Total AUM hovered around $1.99 trillion in November, and Eurekahedge says that the industry will probably pass the $2 trillion mark this year, but if the outflows continue or even increase that goal could be hard to reach. While it’s true that hedge funds have been growing, they haven’t necessarily been outperforming the market, and even funds that perform in line with the market may be having trouble justifying their fees to investors.
Hedge fund flows by region
Hedge funds with a North American mandate had the best performance in November, growing $1.3 billion, but they also had the largest outflows ($2.6 billion) resulting in a net loss. Europe and Asia ex-Japan both grew by less than $1 billion while hedge funds operating in Japan and Latin America were essentially flat. Flows were positive in Asia ex-Japan and flat in Japan, making these the only two regions to increase total AUM in November.
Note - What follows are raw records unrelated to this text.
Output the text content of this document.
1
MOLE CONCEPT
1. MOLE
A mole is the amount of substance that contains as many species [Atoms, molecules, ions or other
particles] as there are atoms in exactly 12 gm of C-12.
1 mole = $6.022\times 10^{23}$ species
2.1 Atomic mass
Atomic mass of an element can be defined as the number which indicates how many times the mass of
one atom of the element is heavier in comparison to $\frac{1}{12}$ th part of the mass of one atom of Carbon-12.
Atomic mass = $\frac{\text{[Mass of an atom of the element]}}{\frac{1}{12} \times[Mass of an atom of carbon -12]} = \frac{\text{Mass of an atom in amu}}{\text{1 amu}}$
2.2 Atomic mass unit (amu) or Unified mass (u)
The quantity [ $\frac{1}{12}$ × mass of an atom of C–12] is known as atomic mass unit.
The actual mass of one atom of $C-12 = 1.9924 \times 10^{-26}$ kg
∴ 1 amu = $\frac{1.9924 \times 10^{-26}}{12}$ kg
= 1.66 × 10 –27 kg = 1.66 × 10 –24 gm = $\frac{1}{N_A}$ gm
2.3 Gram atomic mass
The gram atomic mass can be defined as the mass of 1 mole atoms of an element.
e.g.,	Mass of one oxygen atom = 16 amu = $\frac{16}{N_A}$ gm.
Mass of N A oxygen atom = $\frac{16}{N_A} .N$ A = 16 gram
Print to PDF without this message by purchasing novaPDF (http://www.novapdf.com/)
Latin America had the biggest drop in relative AUM, losing 1.1% of its total value due to $800 million in outflows.
Hedge fund flows by strategy
Long/short equity strategies had both the best performance and the largest inflows last month, gaining $1.7 and $1.5 billion respectively. This is yet another sign that investors are bullish on stocks, but it also shows that hedge funds are gaining wider acceptance as a legitimate way to increase exposure to equities. CTA/managed futures had the next best performance, gaining $900 million, but outflows of $3 billion caused this segment to lose 1.1% of AUM. Macro strategies lost $400 million to poor performance and another $2 billion to outflows, but most other strategies had flat performance and flat to negative flows. Distressed debt continues to be the best performing strategy YTD, even though it was flat in November, but this is an artifact of much stronger performance earlier in the year.